Category: Lessons from the Wise Guy


Glorify Yahweh out of your wealth and out of the first of all your produce, and your storehouses will be filled full and new wine will burst your wine vats. (Proverbs 3:9-10)


Solomon makes this claim on very solid footing. He has God on record affirming that if the Jews would keep the covenant, He would prosper them beyond their wildest dreams. When they did, He did (Solomon would know). But when they became fat, dumb, and happy, they forgot how they got that way, and began dancing with idols, which led to God keeping the other promise of the covenant--that if they disobeyed He would destroy them. Which He also did.

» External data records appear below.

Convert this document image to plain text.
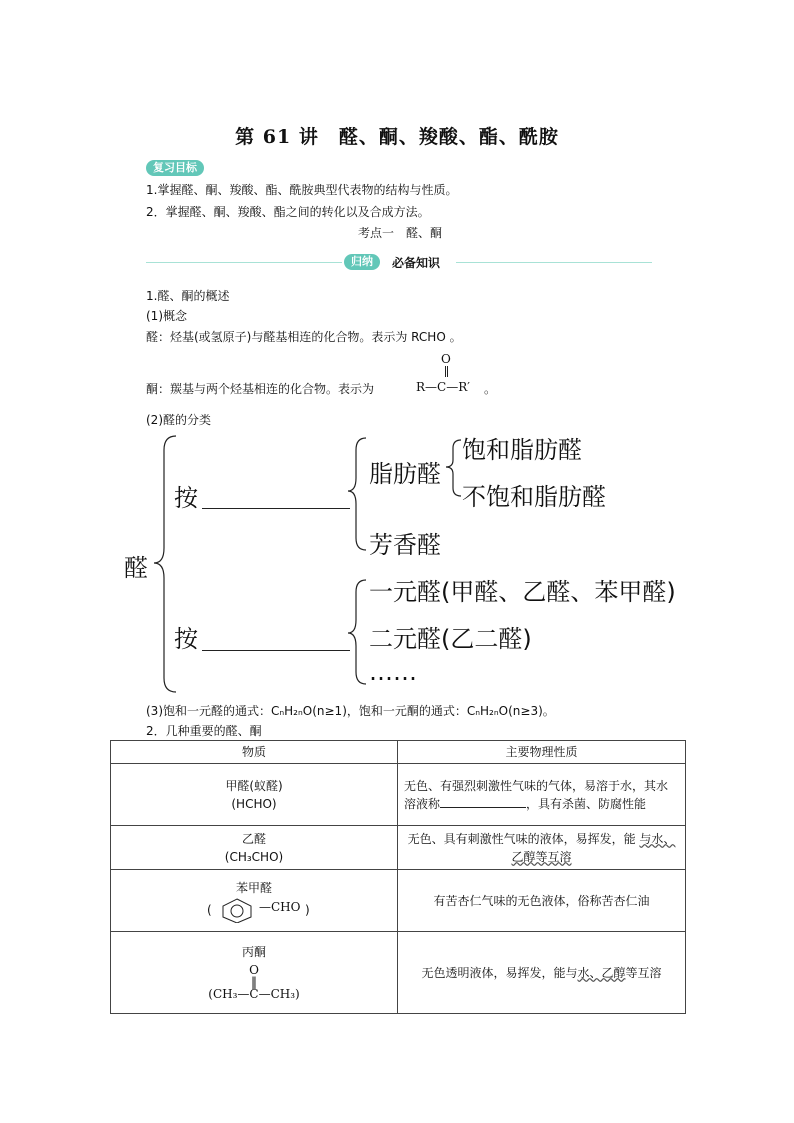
第 61 讲　醛、酮、羧酸、酯、酰胺
复习目标
1.掌握醛、酮、羧酸、酯、酰胺典型代表物的结构与性质。
2．掌握醛、酮、羧酸、酯之间的转化以及合成方法。
考点一　醛、酮
归纳	必备知识
1.醛、酮的概述
(1)概念
醛：烃基(或氢原子)与醛基相连的化合物。表示为 RCHO 。
O
酮：羰基与两个烃基相连的化合物。表示为	R—C—R′ 。
(2)醛的分类
醛
按
按
脂肪醛
饱和脂肪醛
不饱和脂肪醛
芳香醛
一元醛(甲醛、乙醛、苯甲醛)
二元醛(乙二醛)
……
(3)饱和一元醛的通式：CₙH₂ₙO(n≥1)，饱和一元酮的通式：CₙH₂ₙO(n≥3)。
2．几种重要的醛、酮
物质	主要物理性质

甲醛(蚁醛)
(HCHO)	无色、有强烈刺激性气味的气体，易溶于水，其水溶液称 ，具有杀菌、防腐性能

乙醛
(CH₃CHO)	无色、具有刺激性气味的液体，易挥发，能 与水、乙醇等互溶

苯甲醛
( —CHO )	有苦杏仁气味的无色液体，俗称苦杏仁油

丙酮
O
‖
(CH₃—C—CH₃)	无色透明液体，易挥发，能与水、乙醇等互溶
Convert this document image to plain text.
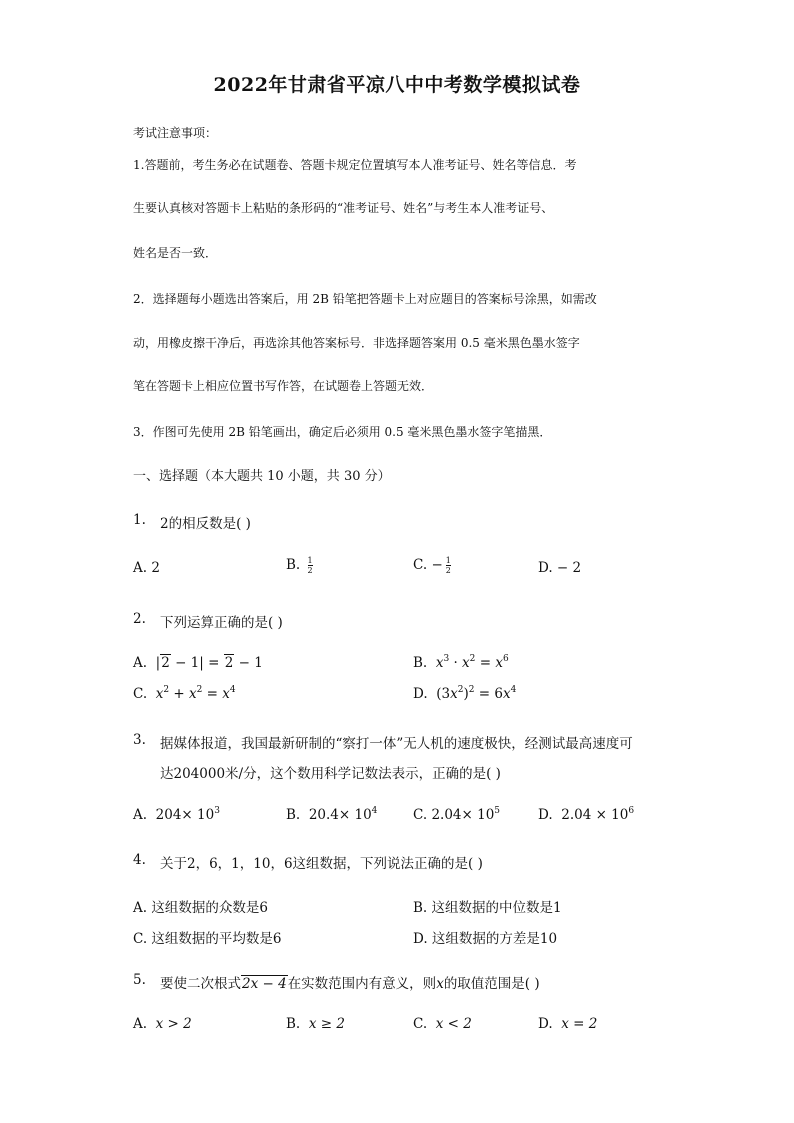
2022年甘肃省平凉八中中考数学模拟试卷
考试注意事项：
1.答题前，考生务必在试题卷、答题卡规定位置填写本人准考证号、姓名等信息．考
生要认真核对答题卡上粘贴的条形码的“准考证号、姓名”与考生本人准考证号、
姓名是否一致．
2．选择题每小题选出答案后，用 2B 铅笔把答题卡上对应题目的答案标号涂黑，如需改
动，用橡皮擦干净后，再选涂其他答案标号．非选择题答案用 0.5 毫米黑色墨水签字
笔在答题卡上相应位置书写作答，在试题卷上答题无效．
3．作图可先使用 2B 铅笔画出，确定后必须用 0.5 毫米黑色墨水签字笔描黑．
一、选择题（本大题共 10 小题，共 30 分）
1. 2的相反数是( )
A. 2	B. $\frac{1}{2}$	C. − $\frac{1}{2}$	D. − 2
2. 下列运算正确的是( )
A.  |2 − 1| = 2 − 1	B. $x^3 \cdot x^2 = x^6$
C. $x^2 + x^2 = x^4$	D.  $(3x^2)^2 = 6x^4$
3. 据媒体报道，我国最新研制的“察打一体”无人机的速度极快，经测试最高速度可
达204000米/分，这个数用科学记数法表示，正确的是( )
A. $204\times 10^3$	B. $20.4\times 10^4$	C. $2.04\times 10^5$	D. $2.04 \times 10^6$
4. 关于2，6，1，10，6这组数据，下列说法正确的是( )
A. 这组数据的众数是6	B. 这组数据的中位数是1
C. 这组数据的平均数是6	D. 这组数据的方差是10
5. 要使二次根式2x − 4在实数范围内有意义，则x的取值范围是( )
A. x > 2	B. x ≥ 2	C. x < 2	D. x = 2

The relationship between honoring God with money and in turn receiving His blessing is not exclusive to the Old Covenant, however. The New Covenant of which we are a part also speaks of it using the concepts of reaping and sowing. The apostle Paul declares that those who give a lot will get a lot; and those who play Scrooge will get scrooged.


In 2 Corinthians 9, this point is made clearly and without qualification. In the context of preparing a bountiful gift of money to be taken to poor believers elsewhere, the apostle affirms: He who sows in a limited way, in a limited way also he will reap; and he who sows in blessing, in blessing also he will reap (v6). God loves a cheerful giver (v7). (And we know that God's love never remains inside as mere emotion; it always comes out in action.) God is able to make all grace abound to each believer (v8). He who supplies seed for sowing will multiply seed and increase the harvest (v10). He will give us more so that we have more reason to give thanks (v11).


Although we are not permitted to simply name and claim God's blessings, we are permitted (better, required) to expect them when He has promised them to us. We need to be careful not to allow the abuse of a few fools or thugs to distort the true meaning of words. We should give generously (especially) to believers in need, and expect (without presumption) that God will give us more to give away.


Here is where a motivation check is a good idea. Our reason for giving should never be solely so that God will give more to us; nor should we give more at the end of a year merely to reduce our taxable income. We should give because it pleases the Lord Jesus Christ; and because God has blessed us so that we can be a blessing to others. And because our King will reward us. But that last one ought not be the first one.